The DNS is not the root of all problems after all! It’s been a few months now since Scality Release Engineering started noticing weird networking issues in Kubernetes. Our CI workloads were seeing unexplained connection-reset errors on communication over HTTP between pods inside the cluster. We were left wondering if the issue could be triggered by the tests themselves (so our software) or by CI components.
We didn’t have a clear understanding of it, so we were left with good old patience and trial and error. As a first step, we configured some bandwidth limitations into the HTTP server, which seemed to show some effect. The issue was no longer happening enough for us to justify investing more time to investigate deeper.
A few weeks ago, we integrated an HTTP proxy cache to reduce repetitive downloads of software dependencies and system packages. Additionally we found a way to cache the content. At this point, the nasty bug started to hit back, and this time it was angry. Out of patience, we had to take out the microscope and really understand it. I put my head down and created a tool to reproduce connection resets in Kubernetes, available on my GitHub repository.
Pulling in more brainpower, we reached out to Google Cloud support, and that’s where we found out that we uncovered a bug in Kubernetes. Following our ticket, a Google employee opened an issue on the official K8s repo, as well as a PR with proper explanation
“Network services with heavy load will cause ‘connection reset’ from time to time. Especially those with big payloads. When packets with sequence number out-of-window arrived k8s node, conntrack marked them as INVALID. kube-proxy will ignore them, without rewriting DNAT. The packet goes back to the original pod, who doesn’t recognize the packet because of the wrong source ip, end up RSTing the connection.”
So, beware of connection reset errors, either in your dev environments or worse, reported by a customer.
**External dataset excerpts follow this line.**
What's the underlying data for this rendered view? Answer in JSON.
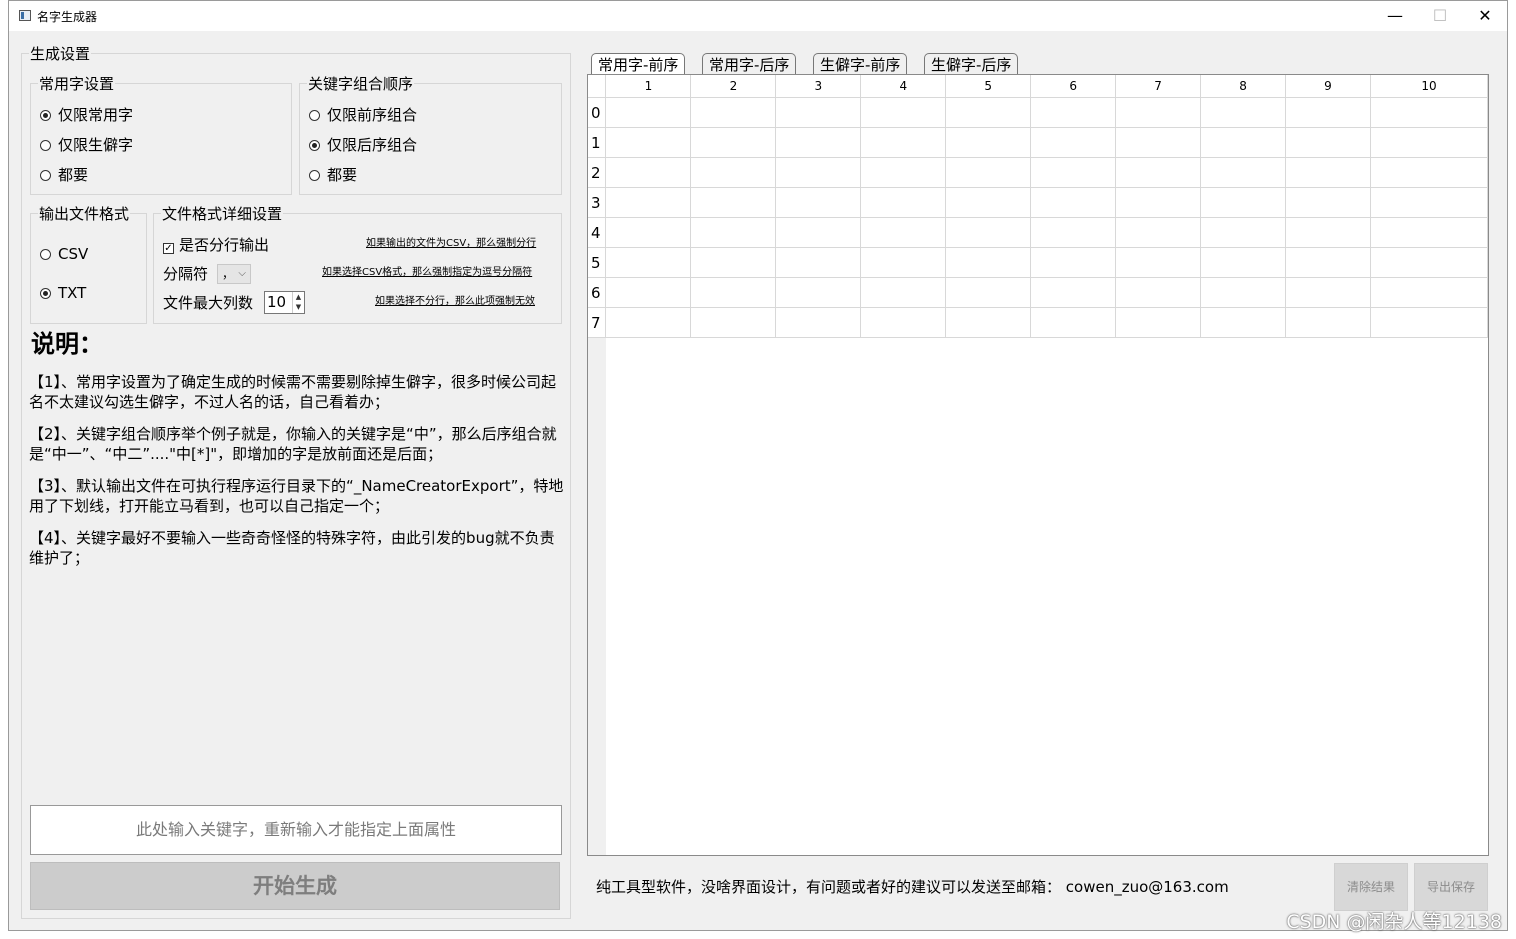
{
  "window": {
    "title": "名字生成器",
    "minimize": "—",
    "maximize": "☐",
    "close": "✕"
  },
  "settings": {
    "group_title": "生成设置",
    "common_chars": {
      "title": "常用字设置",
      "options": [
        "仅限常用字",
        "仅限生僻字",
        "都要"
      ],
      "selected": 0
    },
    "keyword_order": {
      "title": "关键字组合顺序",
      "options": [
        "仅限前序组合",
        "仅限后序组合",
        "都要"
      ],
      "selected": 1
    },
    "output_format": {
      "title": "输出文件格式",
      "options": [
        "CSV",
        "TXT"
      ],
      "selected": 1
    },
    "format_detail": {
      "title": "文件格式详细设置",
      "line_output_label": "是否分行输出",
      "line_output_checked": true,
      "separator_label": "分隔符",
      "separator_value": "，",
      "max_cols_label": "文件最大列数",
      "max_cols_value": "10",
      "hint_line": "如果输出的文件为CSV，那么强制分行",
      "hint_separator": "如果选择CSV格式，那么强制指定为逗号分隔符",
      "hint_max_cols": "如果选择不分行，那么此项强制无效"
    }
  },
  "notes": {
    "title": "说明：",
    "items": [
      "【1】、常用字设置为了确定生成的时候需不需要剔除掉生僻字，很多时候公司起名不太建议勾选生僻字，不过人名的话，自己看着办；",
      "【2】、关键字组合顺序举个例子就是，你输入的关键字是“中”，那么后序组合就是“中一”、“中二”....\"中[*]\"，即增加的字是放前面还是后面；",
      "【3】、默认输出文件在可执行程序运行目录下的“_NameCreatorExport”，特地用了下划线，打开能立马看到，也可以自己指定一个；",
      "【4】、关键字最好不要输入一些奇奇怪怪的特殊字符，由此引发的bug就不负责维护了；"
    ]
  },
  "keyword_input": {
    "placeholder": "此处输入关键字，重新输入才能指定上面属性",
    "value": ""
  },
  "start_button": "开始生成",
  "tabs": [
    "常用字-前序",
    "常用字-后序",
    "生僻字-前序",
    "生僻字-后序"
  ],
  "active_tab": 0,
  "table": {
    "columns": [
      "1",
      "2",
      "3",
      "4",
      "5",
      "6",
      "7",
      "8",
      "9",
      "10"
    ],
    "rows": [
      "0",
      "1",
      "2",
      "3",
      "4",
      "5",
      "6",
      "7"
    ]
  },
  "footer": {
    "message": "纯工具型软件，没啥界面设计，有问题或者好的建议可以发送至邮箱：  cowen_zuo@163.com",
    "clear_button": "清除结果",
    "export_button": "导出保存"
  },
  "watermark": "CSDN @闲杂人等12138"
}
It might be worth checking that you’re not hitting the issue in your environment. I wrote this code to help you with this task.
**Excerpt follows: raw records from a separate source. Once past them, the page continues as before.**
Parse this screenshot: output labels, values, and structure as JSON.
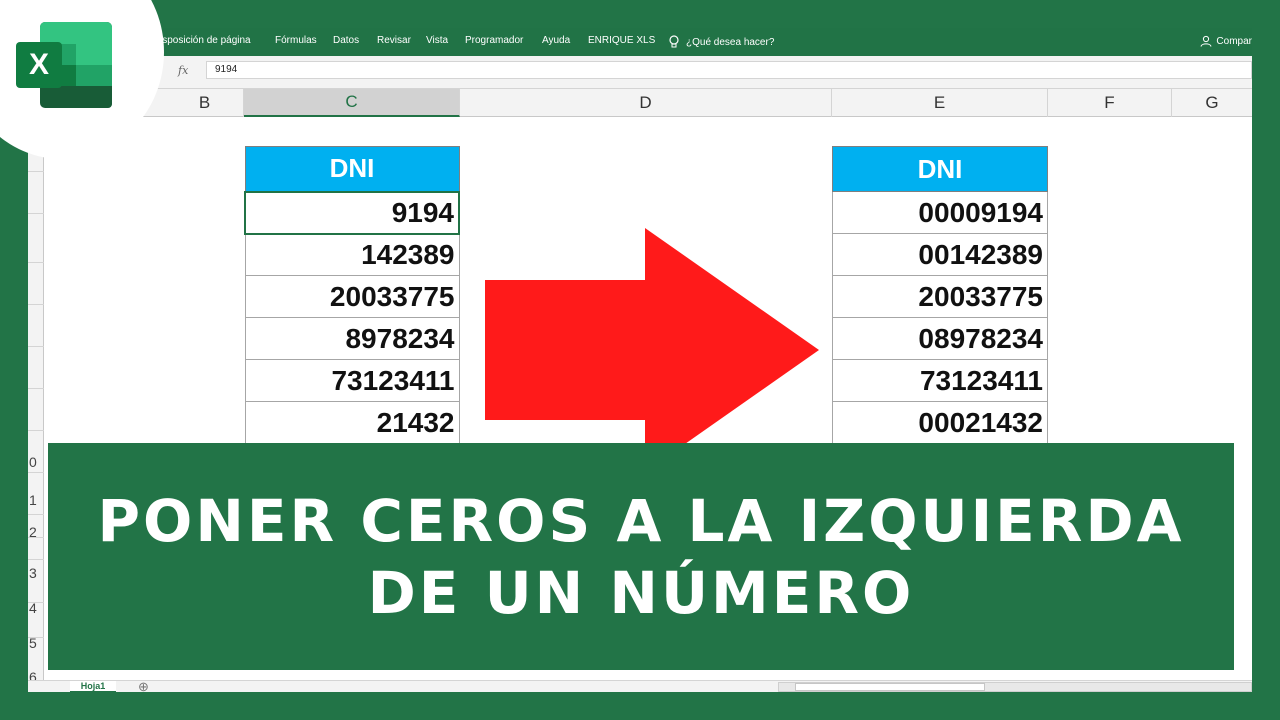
{
  "ribbon": {
    "tabs": [
      "isposición de página",
      "Fórmulas",
      "Datos",
      "Revisar",
      "Vista",
      "Programador",
      "Ayuda",
      "ENRIQUE XLS"
    ],
    "search_label": "¿Qué desea hacer?",
    "share_label": "Compar"
  },
  "formula_bar": {
    "fx_label": "fx",
    "value": "9194"
  },
  "columns": [
    "B",
    "C",
    "D",
    "E",
    "F",
    "G"
  ],
  "row_numbers": [
    "0",
    "1",
    "2",
    "3",
    "4",
    "5",
    "6"
  ],
  "left_table": {
    "header": "DNI",
    "values": [
      "9194",
      "142389",
      "20033775",
      "8978234",
      "73123411",
      "21432"
    ]
  },
  "right_table": {
    "header": "DNI",
    "values": [
      "00009194",
      "00142389",
      "20033775",
      "08978234",
      "73123411",
      "00021432"
    ]
  },
  "banner": {
    "line1": "PONER CEROS A LA IZQUIERDA",
    "line2": "DE UN NÚMERO"
  },
  "logo": {
    "letter": "X"
  },
  "sheet": {
    "tab_label": "Hoja1",
    "add_label": "⊕"
  },
  "colors": {
    "excel_green": "#217346",
    "header_cyan": "#00b0f0",
    "arrow_red": "#ff1a1a"
  }
}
Reproducing the issue is easy—basically any internal communication between pods in a cluster sending a fair amount of data triggers it. I think there’s a good chance we hit it due to the type of workload we have in Zenko. The “why” is tricky.
Unfortunately, the PR is still in review, but until it’s fixed for good, there’s a simple workaround that can be found in Docker’s libnetwork project. You can remove it once the proper fix is included in Kubernetes itself.
Now we can go back to blaming the DNS!